The Twitter account that shared the hoax tweet has since been suspended. Buzzfeed tracked down some anonymous members of the Twitter group who spread the false rumor.
Participants said they created the hoax because they thought “it was funny” or because they were “manipulating people’s minds,” according to Buzzfeed.
This hoax is an extreme example, but it’s a reminder that there is plenty of false information floating around the internet about the coronavirus.
The World Health Organization has a website devoted to debunking common myths about COVID-19.
One myth is that the virus can be transmitted via goods from China or other countries affected by COVID-19. This is not true, the WHO says.
“Even though the new coronavirus can stay on surfaces for a few hours or up to several days (depending on the type of surface), it is very unlikely that the virus will persist on a surface after being moved, travelled, and exposed to different conditions and temperatures,” the organization wrote.

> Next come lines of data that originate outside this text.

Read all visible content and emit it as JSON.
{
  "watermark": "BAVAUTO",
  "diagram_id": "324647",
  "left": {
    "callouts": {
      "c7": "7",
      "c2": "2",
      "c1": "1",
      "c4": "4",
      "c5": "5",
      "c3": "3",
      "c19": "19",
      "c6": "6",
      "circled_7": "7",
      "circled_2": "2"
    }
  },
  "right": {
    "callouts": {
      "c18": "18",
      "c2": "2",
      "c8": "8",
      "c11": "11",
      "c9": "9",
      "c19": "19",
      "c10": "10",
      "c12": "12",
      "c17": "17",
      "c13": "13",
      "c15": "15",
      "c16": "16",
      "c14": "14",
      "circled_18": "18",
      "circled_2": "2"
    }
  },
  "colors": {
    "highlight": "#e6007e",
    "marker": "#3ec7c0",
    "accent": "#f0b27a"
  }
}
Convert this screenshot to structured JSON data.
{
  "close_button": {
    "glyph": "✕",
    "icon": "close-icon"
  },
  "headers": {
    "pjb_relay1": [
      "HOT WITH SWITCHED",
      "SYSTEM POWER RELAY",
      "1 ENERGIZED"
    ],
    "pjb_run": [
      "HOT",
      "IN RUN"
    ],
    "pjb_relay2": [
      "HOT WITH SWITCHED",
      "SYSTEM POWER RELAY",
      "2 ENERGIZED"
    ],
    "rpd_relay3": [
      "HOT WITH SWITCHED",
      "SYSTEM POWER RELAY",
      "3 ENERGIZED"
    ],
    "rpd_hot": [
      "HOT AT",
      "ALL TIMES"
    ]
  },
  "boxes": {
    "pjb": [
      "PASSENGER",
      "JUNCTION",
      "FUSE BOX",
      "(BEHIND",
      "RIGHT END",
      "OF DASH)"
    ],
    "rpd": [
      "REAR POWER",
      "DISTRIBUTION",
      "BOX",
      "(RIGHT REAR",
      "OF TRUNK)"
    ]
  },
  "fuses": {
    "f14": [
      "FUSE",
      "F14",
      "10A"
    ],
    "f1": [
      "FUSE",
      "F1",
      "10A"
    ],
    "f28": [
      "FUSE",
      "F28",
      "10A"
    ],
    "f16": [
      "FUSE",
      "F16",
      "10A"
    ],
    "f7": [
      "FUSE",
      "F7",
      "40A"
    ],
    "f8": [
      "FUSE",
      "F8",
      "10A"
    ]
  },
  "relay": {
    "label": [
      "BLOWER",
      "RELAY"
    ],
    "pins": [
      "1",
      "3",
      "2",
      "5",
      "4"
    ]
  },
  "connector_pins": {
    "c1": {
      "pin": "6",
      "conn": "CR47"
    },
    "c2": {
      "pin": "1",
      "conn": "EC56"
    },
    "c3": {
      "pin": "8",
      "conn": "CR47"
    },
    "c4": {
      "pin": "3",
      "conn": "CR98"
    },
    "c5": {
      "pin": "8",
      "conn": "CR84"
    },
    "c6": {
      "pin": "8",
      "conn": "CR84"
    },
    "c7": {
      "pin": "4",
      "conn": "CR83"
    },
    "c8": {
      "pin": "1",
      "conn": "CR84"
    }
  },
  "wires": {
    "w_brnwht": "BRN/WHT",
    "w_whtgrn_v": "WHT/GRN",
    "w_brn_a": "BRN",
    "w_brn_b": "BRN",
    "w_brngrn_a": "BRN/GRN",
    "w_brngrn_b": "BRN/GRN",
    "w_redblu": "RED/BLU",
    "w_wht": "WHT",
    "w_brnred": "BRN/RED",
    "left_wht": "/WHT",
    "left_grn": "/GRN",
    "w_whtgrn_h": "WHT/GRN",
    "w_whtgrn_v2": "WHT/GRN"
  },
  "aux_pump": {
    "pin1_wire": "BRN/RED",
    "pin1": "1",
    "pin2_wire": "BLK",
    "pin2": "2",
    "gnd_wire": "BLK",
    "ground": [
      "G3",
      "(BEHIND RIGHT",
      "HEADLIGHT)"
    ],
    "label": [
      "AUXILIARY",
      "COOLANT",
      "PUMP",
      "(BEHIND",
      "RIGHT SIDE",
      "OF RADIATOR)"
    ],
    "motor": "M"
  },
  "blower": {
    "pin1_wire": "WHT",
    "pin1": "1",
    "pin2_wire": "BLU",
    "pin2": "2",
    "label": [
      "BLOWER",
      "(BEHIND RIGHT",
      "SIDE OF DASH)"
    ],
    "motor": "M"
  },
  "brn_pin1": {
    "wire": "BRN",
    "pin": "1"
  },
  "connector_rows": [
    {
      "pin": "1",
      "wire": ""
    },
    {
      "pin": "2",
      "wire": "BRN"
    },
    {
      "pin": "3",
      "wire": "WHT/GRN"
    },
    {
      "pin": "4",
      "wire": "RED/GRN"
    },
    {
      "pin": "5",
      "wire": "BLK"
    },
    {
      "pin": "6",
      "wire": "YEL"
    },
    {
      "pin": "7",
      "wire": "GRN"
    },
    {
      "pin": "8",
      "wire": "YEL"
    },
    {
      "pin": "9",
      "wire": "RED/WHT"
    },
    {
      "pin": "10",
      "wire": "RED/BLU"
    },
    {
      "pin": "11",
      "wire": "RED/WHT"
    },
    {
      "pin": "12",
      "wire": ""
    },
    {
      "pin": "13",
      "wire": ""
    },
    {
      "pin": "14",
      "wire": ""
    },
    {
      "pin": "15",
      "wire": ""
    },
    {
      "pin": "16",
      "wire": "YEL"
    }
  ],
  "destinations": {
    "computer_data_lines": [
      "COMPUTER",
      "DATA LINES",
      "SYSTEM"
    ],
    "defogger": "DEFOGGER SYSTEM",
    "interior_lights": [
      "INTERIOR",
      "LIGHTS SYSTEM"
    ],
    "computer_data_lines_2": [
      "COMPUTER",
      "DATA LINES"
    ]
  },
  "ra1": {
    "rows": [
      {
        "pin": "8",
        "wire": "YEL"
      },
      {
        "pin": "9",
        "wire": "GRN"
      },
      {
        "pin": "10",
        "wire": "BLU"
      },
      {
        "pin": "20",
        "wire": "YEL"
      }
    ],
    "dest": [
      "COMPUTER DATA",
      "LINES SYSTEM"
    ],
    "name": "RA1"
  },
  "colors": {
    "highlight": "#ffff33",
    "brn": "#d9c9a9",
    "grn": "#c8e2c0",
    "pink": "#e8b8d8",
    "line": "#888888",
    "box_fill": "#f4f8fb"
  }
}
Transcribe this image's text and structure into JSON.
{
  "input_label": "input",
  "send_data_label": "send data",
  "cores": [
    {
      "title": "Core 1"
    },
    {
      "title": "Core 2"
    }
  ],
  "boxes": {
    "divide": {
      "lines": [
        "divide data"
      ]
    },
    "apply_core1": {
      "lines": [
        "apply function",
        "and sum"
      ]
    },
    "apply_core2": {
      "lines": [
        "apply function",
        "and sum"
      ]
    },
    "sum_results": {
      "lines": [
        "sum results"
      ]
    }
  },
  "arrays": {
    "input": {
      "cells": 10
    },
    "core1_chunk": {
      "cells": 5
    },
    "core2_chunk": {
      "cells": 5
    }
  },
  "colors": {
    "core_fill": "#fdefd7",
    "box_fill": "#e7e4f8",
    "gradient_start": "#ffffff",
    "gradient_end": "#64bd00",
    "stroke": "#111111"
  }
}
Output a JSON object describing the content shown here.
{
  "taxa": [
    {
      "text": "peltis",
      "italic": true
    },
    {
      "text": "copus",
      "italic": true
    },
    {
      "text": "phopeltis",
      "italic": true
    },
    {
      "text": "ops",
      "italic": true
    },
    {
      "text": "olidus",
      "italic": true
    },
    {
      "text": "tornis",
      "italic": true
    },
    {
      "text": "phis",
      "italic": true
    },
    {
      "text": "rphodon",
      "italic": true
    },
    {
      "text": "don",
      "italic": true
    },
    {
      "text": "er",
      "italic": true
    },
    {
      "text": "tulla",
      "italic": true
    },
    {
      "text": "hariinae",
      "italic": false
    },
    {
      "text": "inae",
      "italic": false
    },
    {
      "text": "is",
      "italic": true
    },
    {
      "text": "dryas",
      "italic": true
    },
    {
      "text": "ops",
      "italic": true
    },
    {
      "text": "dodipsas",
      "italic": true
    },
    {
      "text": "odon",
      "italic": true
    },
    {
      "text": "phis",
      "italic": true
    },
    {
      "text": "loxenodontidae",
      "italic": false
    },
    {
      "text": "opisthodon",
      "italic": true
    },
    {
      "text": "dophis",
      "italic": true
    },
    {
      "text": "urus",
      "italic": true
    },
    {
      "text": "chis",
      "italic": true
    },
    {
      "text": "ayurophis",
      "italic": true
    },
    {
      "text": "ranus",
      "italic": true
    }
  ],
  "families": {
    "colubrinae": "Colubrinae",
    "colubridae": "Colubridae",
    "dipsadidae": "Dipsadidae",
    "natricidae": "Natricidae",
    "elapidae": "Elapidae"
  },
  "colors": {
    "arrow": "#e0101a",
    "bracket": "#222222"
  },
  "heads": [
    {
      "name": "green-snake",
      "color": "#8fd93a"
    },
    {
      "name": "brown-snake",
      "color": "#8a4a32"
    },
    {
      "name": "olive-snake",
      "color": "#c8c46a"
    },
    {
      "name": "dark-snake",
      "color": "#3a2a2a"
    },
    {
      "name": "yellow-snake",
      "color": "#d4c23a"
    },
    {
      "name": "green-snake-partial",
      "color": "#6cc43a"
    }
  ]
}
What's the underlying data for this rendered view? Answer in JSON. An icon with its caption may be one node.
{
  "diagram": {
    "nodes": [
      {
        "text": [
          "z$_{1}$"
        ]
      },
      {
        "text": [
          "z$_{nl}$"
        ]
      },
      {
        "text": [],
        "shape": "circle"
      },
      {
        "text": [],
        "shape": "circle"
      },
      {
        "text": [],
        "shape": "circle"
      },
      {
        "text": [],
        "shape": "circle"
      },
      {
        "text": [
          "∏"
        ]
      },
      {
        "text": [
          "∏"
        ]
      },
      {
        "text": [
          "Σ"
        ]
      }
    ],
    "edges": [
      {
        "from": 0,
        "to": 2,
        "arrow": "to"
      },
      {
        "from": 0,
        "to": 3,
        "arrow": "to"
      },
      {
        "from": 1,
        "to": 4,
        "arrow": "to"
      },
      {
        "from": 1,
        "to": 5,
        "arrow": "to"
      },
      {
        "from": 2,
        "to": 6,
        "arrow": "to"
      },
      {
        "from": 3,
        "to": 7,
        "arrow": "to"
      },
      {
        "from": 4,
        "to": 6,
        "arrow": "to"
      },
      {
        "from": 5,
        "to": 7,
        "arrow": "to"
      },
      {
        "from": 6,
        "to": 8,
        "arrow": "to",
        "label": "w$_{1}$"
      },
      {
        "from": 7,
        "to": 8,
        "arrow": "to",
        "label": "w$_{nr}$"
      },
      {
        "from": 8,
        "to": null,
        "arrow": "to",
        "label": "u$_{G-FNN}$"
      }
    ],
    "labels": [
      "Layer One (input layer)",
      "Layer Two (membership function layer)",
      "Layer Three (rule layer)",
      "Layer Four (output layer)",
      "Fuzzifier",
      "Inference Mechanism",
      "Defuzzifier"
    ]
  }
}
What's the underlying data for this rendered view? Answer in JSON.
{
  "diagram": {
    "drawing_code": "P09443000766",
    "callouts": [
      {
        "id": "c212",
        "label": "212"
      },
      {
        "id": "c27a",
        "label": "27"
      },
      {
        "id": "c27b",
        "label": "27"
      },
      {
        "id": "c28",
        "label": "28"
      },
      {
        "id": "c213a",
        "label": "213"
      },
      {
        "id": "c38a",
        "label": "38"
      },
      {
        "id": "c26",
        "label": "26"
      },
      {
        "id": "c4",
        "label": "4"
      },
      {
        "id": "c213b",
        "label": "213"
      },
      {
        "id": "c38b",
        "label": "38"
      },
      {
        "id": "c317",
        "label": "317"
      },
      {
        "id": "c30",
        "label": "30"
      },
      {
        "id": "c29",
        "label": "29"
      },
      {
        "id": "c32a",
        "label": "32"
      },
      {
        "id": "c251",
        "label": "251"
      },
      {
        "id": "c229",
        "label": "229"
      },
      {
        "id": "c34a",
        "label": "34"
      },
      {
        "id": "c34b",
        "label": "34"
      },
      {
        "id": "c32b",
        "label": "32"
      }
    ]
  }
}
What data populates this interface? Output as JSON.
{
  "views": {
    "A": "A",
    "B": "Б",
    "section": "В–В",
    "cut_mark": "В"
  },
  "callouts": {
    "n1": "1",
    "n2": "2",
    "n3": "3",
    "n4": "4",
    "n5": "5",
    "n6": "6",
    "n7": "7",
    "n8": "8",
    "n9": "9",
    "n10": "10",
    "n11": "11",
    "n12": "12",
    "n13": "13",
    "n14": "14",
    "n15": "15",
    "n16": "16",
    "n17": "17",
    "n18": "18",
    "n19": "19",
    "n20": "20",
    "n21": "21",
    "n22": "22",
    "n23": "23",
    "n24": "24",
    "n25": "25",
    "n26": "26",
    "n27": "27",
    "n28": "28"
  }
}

The WHO debunked another myth making the rounds, which claims that coronavirus cannot be transmitted in hot or humid climates.
“From the evidence so far, the COVID-19 virus can be transmitted in ALL AREAS, including areas with hot and humid weather,” the organization said. “Regardless of climate, adopt protective measures if you live in, or travel to an area reporting COVID-19.”